Jacobs recognizes Jamie…and his addiction, too. He treats Jamie, using a more advanced version of the technology he used on his brother, and Jamie’s addiction is gone. Just like that. He no longer craves heroin. Oh, there are side effects, to be sure, but they seem minor and, with time, they go away.

By now, we’re a third of the way through the book, and nothing truly sinister has happened. By the same point in Pet Sematary, Church had already come back from the dead. I say this to temper expectations that may derive from early comments about the book. Don’t get me wrong: this is a very dark book, but much of the darkness is reserved for the last thirty pages or so, when everything goes horribly wrong in ways readers are not likely to anticipate.

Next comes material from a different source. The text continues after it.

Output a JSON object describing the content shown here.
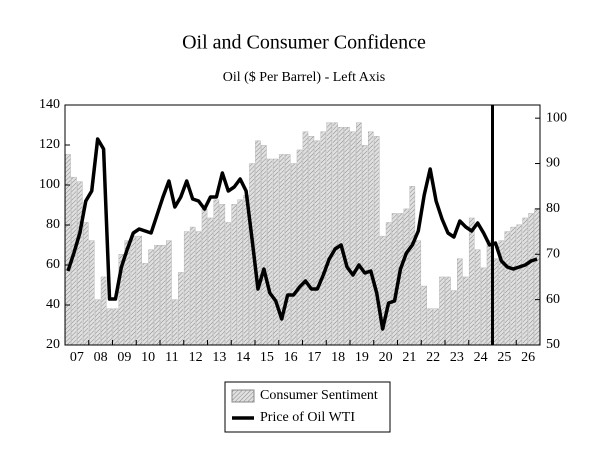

The story is told through the memories of Jamie Morton, who we see from the time he is six until he’s nearly sixty. Is there another King book that encompasses such a long span of a character’s life in such detail? None come to mind. Jamie’s life isn’t exactly overshadowed by the former Rev Jacobs, who goes on to become a televangelist called Pastor Danny, but he never seems to be able to shake himself free of the man, either. Jamie’s not a hero—he’s just an ordinary guy, plugging along, making mistakes…and not making very much of himself, either. He gets a job at a recording studio in Colorado, where he has a comfortable life. But…

Crossovers

Whereas Mr. Mercedes took place in the “real world,” and all of its King references were to fictional events or to film adaptations, Revival is firmly set in the Stephen King universe. The story begins in Harlow, Maine, which borders Chester’s Mill (Under the Dome) and isn’t far from Castle Rock. Later, events move to Nederland, Colorado, which was the hometown of the Colorado Kid. There is a reference to the Joyland fairground, and mention is made of De Vermis Mysteriis, a grimoire invented by Robert Bloch that appears in “Jerusalem’s Lot.”  There is a mysterious #19 or two, and reference to an enigmatic character from Insomnia, Dorrance Marsteller, aka Old Dorr.

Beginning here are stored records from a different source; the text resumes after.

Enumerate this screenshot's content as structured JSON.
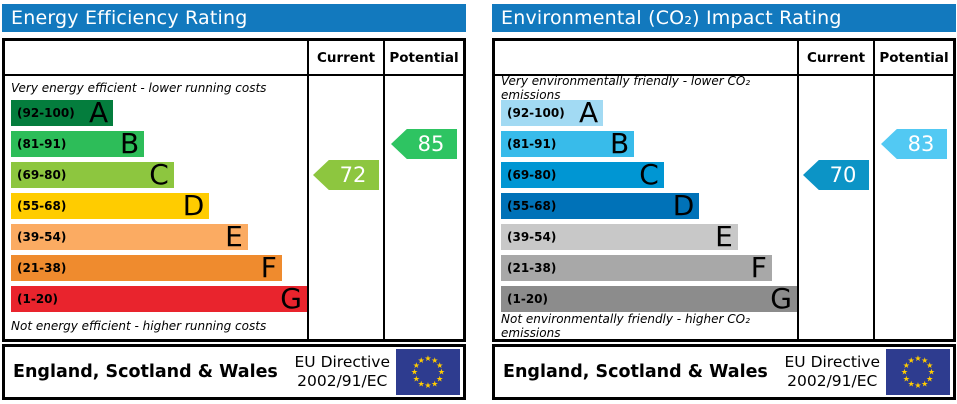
{
  "chart_data": [
    {
      "type": "bar",
      "title": "Energy Efficiency Rating",
      "top_label": "Very energy efficient - lower running costs",
      "bottom_label": "Not energy efficient - higher running costs",
      "columns": {
        "current": "Current",
        "potential": "Potential"
      },
      "bands": [
        {
          "letter": "A",
          "label": "(92-100)",
          "range": [
            92,
            100
          ],
          "color": "#047d3d",
          "width_pct": 34.5
        },
        {
          "letter": "B",
          "label": "(81-91)",
          "range": [
            81,
            91
          ],
          "color": "#2dbd59",
          "width_pct": 45
        },
        {
          "letter": "C",
          "label": "(69-80)",
          "range": [
            69,
            80
          ],
          "color": "#8dc63f",
          "width_pct": 55
        },
        {
          "letter": "D",
          "label": "(55-68)",
          "range": [
            55,
            68
          ],
          "color": "#ffcc00",
          "width_pct": 67
        },
        {
          "letter": "E",
          "label": "(39-54)",
          "range": [
            39,
            54
          ],
          "color": "#fbab62",
          "width_pct": 80
        },
        {
          "letter": "F",
          "label": "(21-38)",
          "range": [
            21,
            38
          ],
          "color": "#ef8b2e",
          "width_pct": 91.5
        },
        {
          "letter": "G",
          "label": "(1-20)",
          "range": [
            1,
            20
          ],
          "color": "#e9242d",
          "width_pct": 100
        }
      ],
      "current": {
        "value": 72,
        "band": "C",
        "color": "#8dc63f"
      },
      "potential": {
        "value": 85,
        "band": "B",
        "color": "#2ec462"
      },
      "footer": {
        "region": "England, Scotland & Wales",
        "directive_line1": "EU Directive",
        "directive_line2": "2002/91/EC",
        "flag_bg": "#2e3c8f",
        "star_color": "#ffcc00"
      },
      "header_bg": "#1279be"
    },
    {
      "type": "bar",
      "title": "Environmental (CO₂) Impact Rating",
      "top_label": "Very environmentally friendly - lower CO₂ emissions",
      "bottom_label": "Not environmentally friendly - higher CO₂ emissions",
      "columns": {
        "current": "Current",
        "potential": "Potential"
      },
      "bands": [
        {
          "letter": "A",
          "label": "(92-100)",
          "range": [
            92,
            100
          ],
          "color": "#a2daf3",
          "width_pct": 34.5
        },
        {
          "letter": "B",
          "label": "(81-91)",
          "range": [
            81,
            91
          ],
          "color": "#38bbea",
          "width_pct": 45
        },
        {
          "letter": "C",
          "label": "(69-80)",
          "range": [
            69,
            80
          ],
          "color": "#0096d3",
          "width_pct": 55
        },
        {
          "letter": "D",
          "label": "(55-68)",
          "range": [
            55,
            68
          ],
          "color": "#0072b8",
          "width_pct": 67
        },
        {
          "letter": "E",
          "label": "(39-54)",
          "range": [
            39,
            54
          ],
          "color": "#c8c8c8",
          "width_pct": 80
        },
        {
          "letter": "F",
          "label": "(21-38)",
          "range": [
            21,
            38
          ],
          "color": "#a8a8a8",
          "width_pct": 91.5
        },
        {
          "letter": "G",
          "label": "(1-20)",
          "range": [
            1,
            20
          ],
          "color": "#8c8c8c",
          "width_pct": 100
        }
      ],
      "current": {
        "value": 70,
        "band": "C",
        "color": "#0c94c6"
      },
      "potential": {
        "value": 83,
        "band": "B",
        "color": "#52c9f3"
      },
      "footer": {
        "region": "England, Scotland & Wales",
        "directive_line1": "EU Directive",
        "directive_line2": "2002/91/EC",
        "flag_bg": "#2e3c8f",
        "star_color": "#ffcc00"
      },
      "header_bg": "#1279be"
    }
  ]
}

Jacobs has come to believe that there exists a secret electricity. If he can tap into that, he will be able to accomplish great things. He has already invented revolutionary batteries and power generation devices that are far ahead of current technology, but he doesn’t use these to get rich, merely as stepping stones in his research. He has also healed afflictions in hundreds of people. However, not all of his experiments are as successful as his heroin cure for Jamie. Some of his patients suffer horrible side effects, and it becomes one of Jamie’s missions to keep track of all these missteps. For his part, Jacobs is willing to accept a few failures because, on the whole, he has helped more people than he harmed. People clamor for his assistance, as they did with Johnny Smith in The Dead Zone.

What does the book’s title mean? The word brings to mind tent revivals and evangelical preachers, and there’s an element of that here. Musicals and plays have revivals—it is derived from “reviving,” after all, as in bringing back to life. What exactly is Jacobs capable of if he finds his secret electricity?

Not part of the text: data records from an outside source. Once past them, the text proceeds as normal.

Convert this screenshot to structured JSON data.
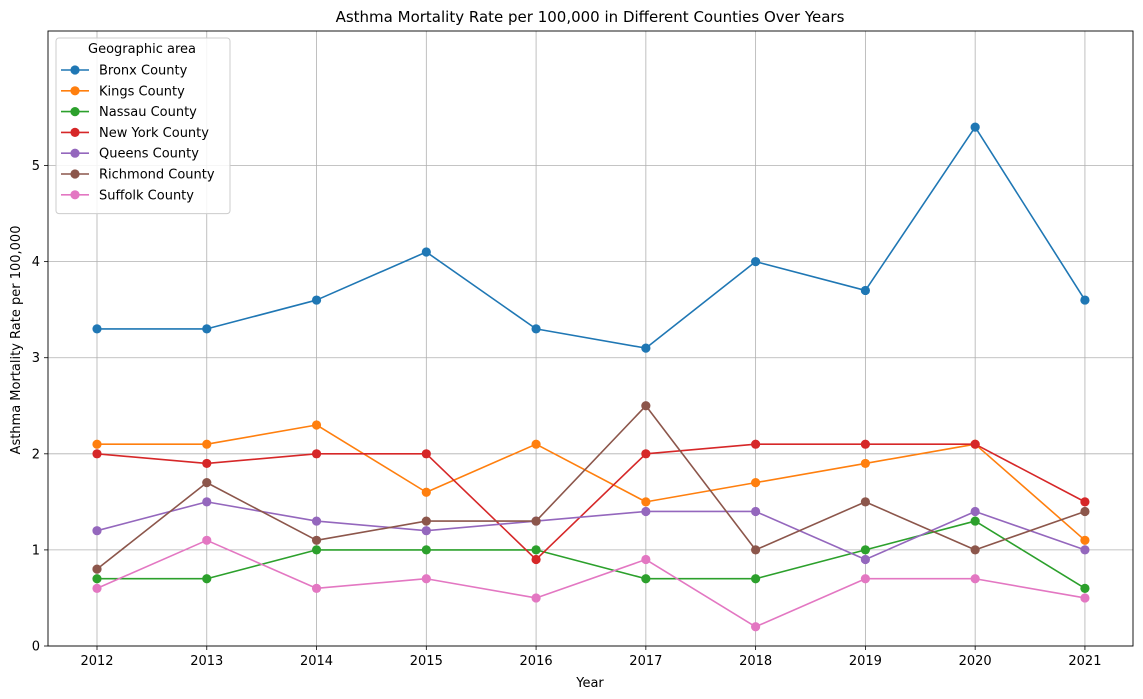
{
  "chart_data": {
    "type": "line",
    "title": "Asthma Mortality Rate per 100,000 in Different Counties Over Years",
    "xlabel": "Year",
    "ylabel": "Asthma Mortality Rate per 100,000",
    "x": [
      "2012",
      "2013",
      "2014",
      "2015",
      "2016",
      "2017",
      "2018",
      "2019",
      "2020",
      "2021"
    ],
    "yticks": [
      0,
      1,
      2,
      3,
      4,
      5
    ],
    "ylim": [
      0,
      6.4
    ],
    "grid": true,
    "legend": {
      "title": "Geographic area",
      "placement": "top-left"
    },
    "series": [
      {
        "name": "Bronx County",
        "color": "#1f77b4",
        "values": [
          3.3,
          3.3,
          3.6,
          4.1,
          3.3,
          3.1,
          4.0,
          3.7,
          5.4,
          3.6
        ]
      },
      {
        "name": "Kings County",
        "color": "#ff7f0e",
        "values": [
          2.1,
          2.1,
          2.3,
          1.6,
          2.1,
          1.5,
          1.7,
          1.9,
          2.1,
          1.1
        ]
      },
      {
        "name": "Nassau County",
        "color": "#2ca02c",
        "values": [
          0.7,
          0.7,
          1.0,
          1.0,
          1.0,
          0.7,
          0.7,
          1.0,
          1.3,
          0.6
        ]
      },
      {
        "name": "New York County",
        "color": "#d62728",
        "values": [
          2.0,
          1.9,
          2.0,
          2.0,
          0.9,
          2.0,
          2.1,
          2.1,
          2.1,
          1.5
        ]
      },
      {
        "name": "Queens County",
        "color": "#9467bd",
        "values": [
          1.2,
          1.5,
          1.3,
          1.2,
          1.3,
          1.4,
          1.4,
          0.9,
          1.4,
          1.0
        ]
      },
      {
        "name": "Richmond County",
        "color": "#8c564b",
        "values": [
          0.8,
          1.7,
          1.1,
          1.3,
          1.3,
          2.5,
          1.0,
          1.5,
          1.0,
          1.4
        ]
      },
      {
        "name": "Suffolk County",
        "color": "#e377c2",
        "values": [
          0.6,
          1.1,
          0.6,
          0.7,
          0.5,
          0.9,
          0.2,
          0.7,
          0.7,
          0.5
        ]
      }
    ]
  }
}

It all comes down to the book’s climax, at which point Jacobs is a feeble old man and Jamie is no spring chicken. Jamie once again crosses paths with Jacobs, only this time the man’s darkest plan is about to come to fruition. How dark? Poe at his darkest. Lovecraft at his most fantastical and cynical. Think of the most pessimistic world view you can imagine and you probably won’t even be in the ballpark. Maybe there are worse things than dying, King suggests. Perhaps we should cling to this life with everything we’ve got.

This book is going to disturb people profoundly. I guarantee it.

1 thought on “Stephen King: News from the Dead Zone #174: Revival”

  1. Ive just finished Revival and Joyland and noticed the crossover mentioned in Revival and since I read Joyland second I was hoping that Rev. Charles Jacobs would make a cameo in Joyland but it was a masterpiece none the less.